Junn is a rather disgruntled 60-something year old Chinese woman who has been co-coerced against her will into moving into a care facility for Seniors by Kai her son. The opening scenes of this wee British drama see the unhappy mother berating her only child for her present predicament, which is, exasperated by the fact that although she has lived in London for decades she has never learned to speak English. ★ ★
It is soon revealed that Kai had recently died under mysterious circumstances and what we are watching now are in fact her memories. Richard who was Kai’s boyfriend for the past few years feels it’s his duty to take over from his late lover and starts to regularly visit Junn in his place. The trouble is Junn never knew her son was gay (or refused to admit it anyway) and really loathes Richard who she felt usurped her place in Kai’s life. And to make matters worse as Richard cannot speak Mandarin, the two of them have no way to communicate.

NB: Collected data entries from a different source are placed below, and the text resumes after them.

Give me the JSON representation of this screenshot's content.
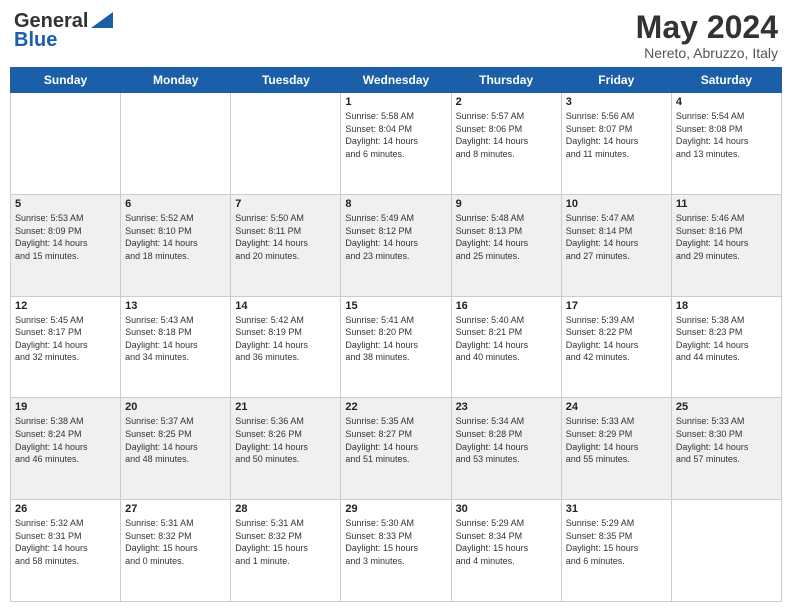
{
  "header": {
    "logo_general": "General",
    "logo_blue": "Blue",
    "month_title": "May 2024",
    "location": "Nereto, Abruzzo, Italy"
  },
  "weekdays": [
    "Sunday",
    "Monday",
    "Tuesday",
    "Wednesday",
    "Thursday",
    "Friday",
    "Saturday"
  ],
  "weeks": [
    {
      "shaded": false,
      "days": [
        {
          "day": "",
          "info": ""
        },
        {
          "day": "",
          "info": ""
        },
        {
          "day": "",
          "info": ""
        },
        {
          "day": "1",
          "info": "Sunrise: 5:58 AM\nSunset: 8:04 PM\nDaylight: 14 hours\nand 6 minutes."
        },
        {
          "day": "2",
          "info": "Sunrise: 5:57 AM\nSunset: 8:06 PM\nDaylight: 14 hours\nand 8 minutes."
        },
        {
          "day": "3",
          "info": "Sunrise: 5:56 AM\nSunset: 8:07 PM\nDaylight: 14 hours\nand 11 minutes."
        },
        {
          "day": "4",
          "info": "Sunrise: 5:54 AM\nSunset: 8:08 PM\nDaylight: 14 hours\nand 13 minutes."
        }
      ]
    },
    {
      "shaded": true,
      "days": [
        {
          "day": "5",
          "info": "Sunrise: 5:53 AM\nSunset: 8:09 PM\nDaylight: 14 hours\nand 15 minutes."
        },
        {
          "day": "6",
          "info": "Sunrise: 5:52 AM\nSunset: 8:10 PM\nDaylight: 14 hours\nand 18 minutes."
        },
        {
          "day": "7",
          "info": "Sunrise: 5:50 AM\nSunset: 8:11 PM\nDaylight: 14 hours\nand 20 minutes."
        },
        {
          "day": "8",
          "info": "Sunrise: 5:49 AM\nSunset: 8:12 PM\nDaylight: 14 hours\nand 23 minutes."
        },
        {
          "day": "9",
          "info": "Sunrise: 5:48 AM\nSunset: 8:13 PM\nDaylight: 14 hours\nand 25 minutes."
        },
        {
          "day": "10",
          "info": "Sunrise: 5:47 AM\nSunset: 8:14 PM\nDaylight: 14 hours\nand 27 minutes."
        },
        {
          "day": "11",
          "info": "Sunrise: 5:46 AM\nSunset: 8:16 PM\nDaylight: 14 hours\nand 29 minutes."
        }
      ]
    },
    {
      "shaded": false,
      "days": [
        {
          "day": "12",
          "info": "Sunrise: 5:45 AM\nSunset: 8:17 PM\nDaylight: 14 hours\nand 32 minutes."
        },
        {
          "day": "13",
          "info": "Sunrise: 5:43 AM\nSunset: 8:18 PM\nDaylight: 14 hours\nand 34 minutes."
        },
        {
          "day": "14",
          "info": "Sunrise: 5:42 AM\nSunset: 8:19 PM\nDaylight: 14 hours\nand 36 minutes."
        },
        {
          "day": "15",
          "info": "Sunrise: 5:41 AM\nSunset: 8:20 PM\nDaylight: 14 hours\nand 38 minutes."
        },
        {
          "day": "16",
          "info": "Sunrise: 5:40 AM\nSunset: 8:21 PM\nDaylight: 14 hours\nand 40 minutes."
        },
        {
          "day": "17",
          "info": "Sunrise: 5:39 AM\nSunset: 8:22 PM\nDaylight: 14 hours\nand 42 minutes."
        },
        {
          "day": "18",
          "info": "Sunrise: 5:38 AM\nSunset: 8:23 PM\nDaylight: 14 hours\nand 44 minutes."
        }
      ]
    },
    {
      "shaded": true,
      "days": [
        {
          "day": "19",
          "info": "Sunrise: 5:38 AM\nSunset: 8:24 PM\nDaylight: 14 hours\nand 46 minutes."
        },
        {
          "day": "20",
          "info": "Sunrise: 5:37 AM\nSunset: 8:25 PM\nDaylight: 14 hours\nand 48 minutes."
        },
        {
          "day": "21",
          "info": "Sunrise: 5:36 AM\nSunset: 8:26 PM\nDaylight: 14 hours\nand 50 minutes."
        },
        {
          "day": "22",
          "info": "Sunrise: 5:35 AM\nSunset: 8:27 PM\nDaylight: 14 hours\nand 51 minutes."
        },
        {
          "day": "23",
          "info": "Sunrise: 5:34 AM\nSunset: 8:28 PM\nDaylight: 14 hours\nand 53 minutes."
        },
        {
          "day": "24",
          "info": "Sunrise: 5:33 AM\nSunset: 8:29 PM\nDaylight: 14 hours\nand 55 minutes."
        },
        {
          "day": "25",
          "info": "Sunrise: 5:33 AM\nSunset: 8:30 PM\nDaylight: 14 hours\nand 57 minutes."
        }
      ]
    },
    {
      "shaded": false,
      "days": [
        {
          "day": "26",
          "info": "Sunrise: 5:32 AM\nSunset: 8:31 PM\nDaylight: 14 hours\nand 58 minutes."
        },
        {
          "day": "27",
          "info": "Sunrise: 5:31 AM\nSunset: 8:32 PM\nDaylight: 15 hours\nand 0 minutes."
        },
        {
          "day": "28",
          "info": "Sunrise: 5:31 AM\nSunset: 8:32 PM\nDaylight: 15 hours\nand 1 minute."
        },
        {
          "day": "29",
          "info": "Sunrise: 5:30 AM\nSunset: 8:33 PM\nDaylight: 15 hours\nand 3 minutes."
        },
        {
          "day": "30",
          "info": "Sunrise: 5:29 AM\nSunset: 8:34 PM\nDaylight: 15 hours\nand 4 minutes."
        },
        {
          "day": "31",
          "info": "Sunrise: 5:29 AM\nSunset: 8:35 PM\nDaylight: 15 hours\nand 6 minutes."
        },
        {
          "day": "",
          "info": ""
        }
      ]
    }
  ]
}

When Junn gets hit on by the home’s resident lothario, Richard seeing a glimmer of hope of some happiness for the perpetually melancholic Junn, hires a translator to help the lovebird’s potential courtship. It also serves as a means for him to start a dialogue with the old woman too, which is no easy task, as she seemingly has no concept of the fact that Richard is grieving for his loss too.

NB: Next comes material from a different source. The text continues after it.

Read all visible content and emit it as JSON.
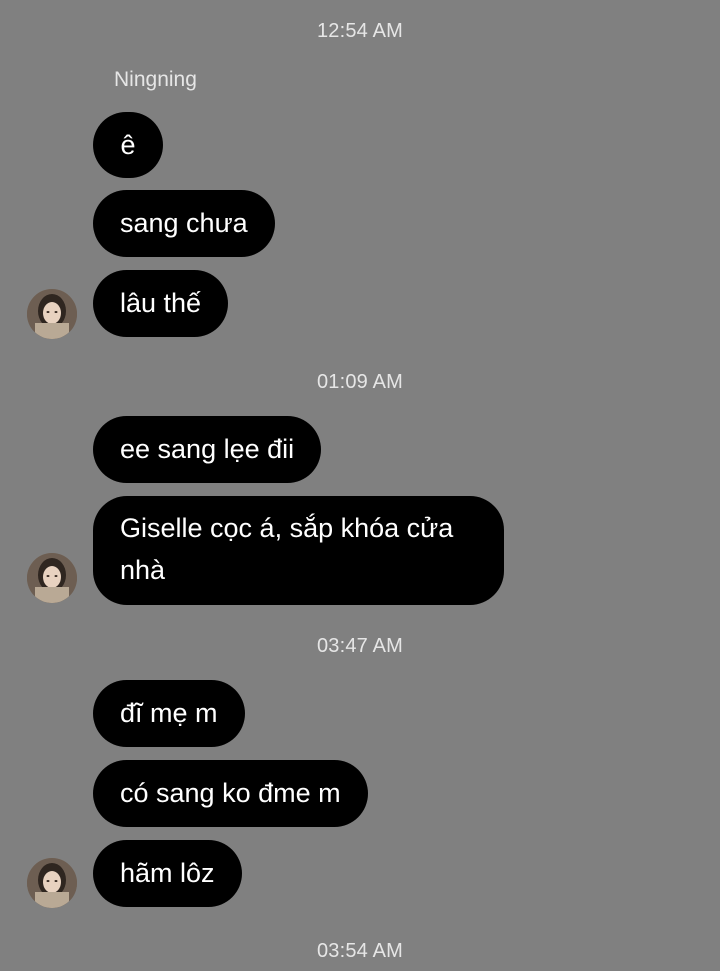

It’s a very slight story and as it is essentially about these strained relationships between different cultures and generations, a lot of the emotions literally get lost in the translating. Richard seems to spend much of his time in tears whilst on the other hand Junn just sits and stares with he big wide eyes.
This debut movie from filmmaker Hong Khaou reeks of good intentions but never really takes off. He had the good fortune to cast veteran Chinese acting legend Pei Pei Cheng as Junn, and had managed to snare Ben Whishaw to play Richard. Most indie films would kill to get stars like this, but in this case, Whishaw’s uneven performance seemed to unsettle the balance between him and the other actors, particularly Andrew Leung, who played his on screen boyfriend Kai.